6. Keep hydrated. The cabin is a really low humidity place to spend a lot of time, so chugging down the waters is always a priority. When I was training, they recommended 500mls per hour, but personally I think more than that is better. Normally I aim for 2 litres of water a day, but I’d increase that even further on flying days!

7. There will always be passengers who are unhappy about something. No matter how glamorous aviation may sound to those not working in it, it is still a customer service role. You will always get difficult customers, and you can’t please everyone. Don’t let it get to you.

8. Even when it feels like everything is going wrong, there will always be one person (passenger or crew) who thinks your doing just great – make it your mission to find that person & connect with them to boost your confidence.

9. Keep the essentials in your cabin bag (underwear, phone charger, wallet), it’s only a matter of time until somebody looses your check-in for the night and it’s nice to be prepared for anything! I also liked to keep a dress in there that rolls small, wrinkle free as an emergency backup change of clothes.

10. Smile.

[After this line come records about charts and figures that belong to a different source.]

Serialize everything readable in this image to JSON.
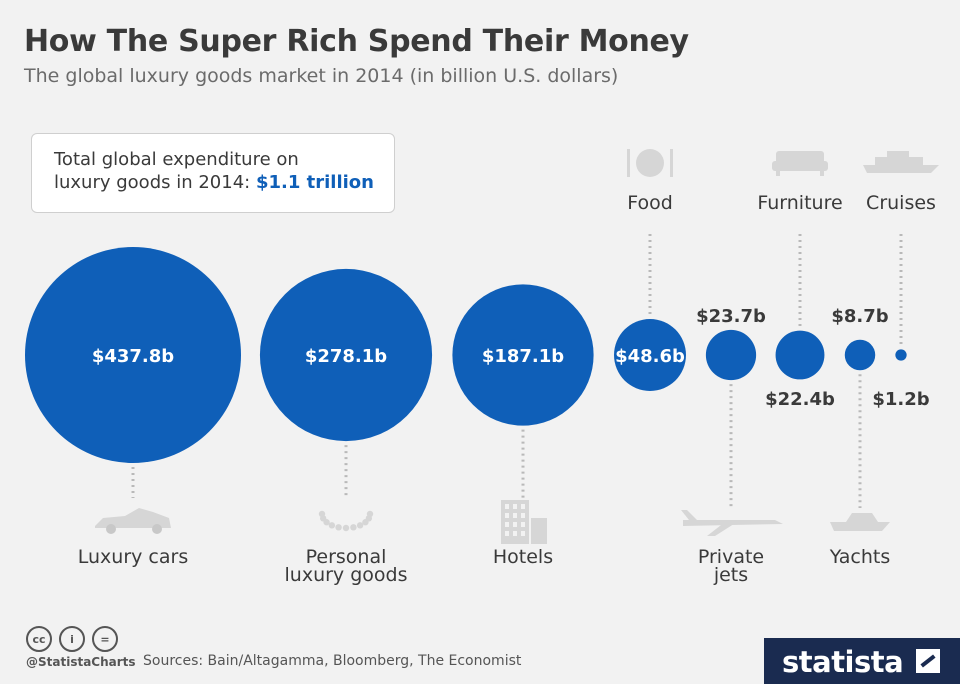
{
  "header": {
    "title": "How The Super Rich Spend Their Money",
    "subtitle": "The global luxury goods market in 2014 (in billion U.S. dollars)"
  },
  "total": {
    "text_line1": "Total global expenditure on",
    "text_line2": "luxury goods in 2014: ",
    "amount": "$1.1 trillion"
  },
  "chart_data": {
    "type": "bubble",
    "unit": "billion U.S. dollars",
    "series": [
      {
        "category": "Luxury cars",
        "value": 437.8,
        "label": "$437.8b",
        "icon": "car-icon"
      },
      {
        "category": "Personal luxury goods",
        "value": 278.1,
        "label": "$278.1b",
        "icon": "necklace-icon"
      },
      {
        "category": "Hotels",
        "value": 187.1,
        "label": "$187.1b",
        "icon": "hotel-icon"
      },
      {
        "category": "Food",
        "value": 48.6,
        "label": "$48.6b",
        "icon": "plate-icon"
      },
      {
        "category": "Private jets",
        "value": 23.7,
        "label": "$23.7b",
        "icon": "jet-icon"
      },
      {
        "category": "Furniture",
        "value": 22.4,
        "label": "$22.4b",
        "icon": "sofa-icon"
      },
      {
        "category": "Yachts",
        "value": 8.7,
        "label": "$8.7b",
        "icon": "yacht-icon"
      },
      {
        "category": "Cruises",
        "value": 1.2,
        "label": "$1.2b",
        "icon": "cruise-ship-icon"
      }
    ],
    "color": "#0f5fb8"
  },
  "footer": {
    "handle": "@StatistaCharts",
    "sources": "Sources: Bain/Altagamma, Bloomberg, The Economist",
    "brand": "statista"
  }
}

Always. Not because you have to (although mileage may vary depending on who you work for) – do it because it’ll make you feel better, I promise. (read this article on smiling)

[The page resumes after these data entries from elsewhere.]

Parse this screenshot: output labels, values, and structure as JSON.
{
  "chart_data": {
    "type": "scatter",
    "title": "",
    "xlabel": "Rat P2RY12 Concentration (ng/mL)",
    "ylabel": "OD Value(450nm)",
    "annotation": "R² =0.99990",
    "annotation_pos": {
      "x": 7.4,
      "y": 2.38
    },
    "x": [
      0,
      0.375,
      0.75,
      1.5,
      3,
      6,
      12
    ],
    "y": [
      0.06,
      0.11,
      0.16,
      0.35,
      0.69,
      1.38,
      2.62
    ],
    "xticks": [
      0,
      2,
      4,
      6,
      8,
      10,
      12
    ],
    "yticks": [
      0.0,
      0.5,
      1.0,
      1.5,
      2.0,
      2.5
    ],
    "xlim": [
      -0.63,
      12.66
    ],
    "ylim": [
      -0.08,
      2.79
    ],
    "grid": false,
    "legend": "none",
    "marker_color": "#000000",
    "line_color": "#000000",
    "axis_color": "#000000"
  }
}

11. Keep a gratitude diary. Sometimes it’s easy to forget how amazing this job actually is! (also, daily gratitude = amazing thing to get in the habit of) and later on, you will be able to look back even more fondly on this time spent in a great job.

12. Take the time to learn a new language. You don’t need to be fluent, just being able to communicate a few words is enough to turn an awkward flight of non-english speakers into something fun & that you learn from. (They really appreciate the effort, too)

13. Keep earplugs and eye masks with you, they always come in handy for those times when you want to catch a few moments rest wherever you are.

14. Learn more about posture. I’ve strained myself from incorrect lifting and sitting twisted in the back galley with my legs crossed far too many times. Practicing good posture, doing yoga, wearing well fitting shoes – these things all help enormously.

15. Pack snacks. Things like nuts, seeds, crackers and tinned tuna seem to make it through most country arrival quarantines un-confiscated. Be wary of fresh produce, meats, dairy and honey if you are travelling somewhere with strict biosecurity such as Australia and New Zealand though.

16. Don’t give buddy passes to people unless it’s an emergency or they understand standby very well. It can get very stressful!

17. Speaking of staff travel, try not to book yourself on a busy flight home the night before your next duty with no backup plan. It generally ends in an expensive disaster.

18. One (more) word: Sunscreen.

19. Passengers will never, ever learn to remain seated until the seatbelt light comes off. It’s an unfortunate, universal truth.

20. Toiletries with screw on lids are a great investment (there’s only so many times a person can forgive an exploded shampoo bottle amongst their things)

21. Keep hydration interesting and carry a selection of herbal tea bags with you. Fruit flavoured ones added to a bottle of cold water make a delicious alternative to plain water.

22.  Protein powder/meal replacement sachets can be a great breakfast, especially at 3am when you know you SHOULD eat, but your stomach has different feelings on the matter.

23. Don’t become bitter, and never forget to see passengers as people – no matter how obnoxious they become.

Working as a flight attendant was a truly awesome career, I’m so thankful for all the experiences I was lucky enough to have during this time.

I met some excellent people and have collected memories I will treasure for a lifetime.

It’s me, many years back now!

Ultimately, it wasn’t my forever job. None of them have been so far – but I sure had a great time doing it & it opened up the world of travel and possibilities to me in a way I am eternally grateful.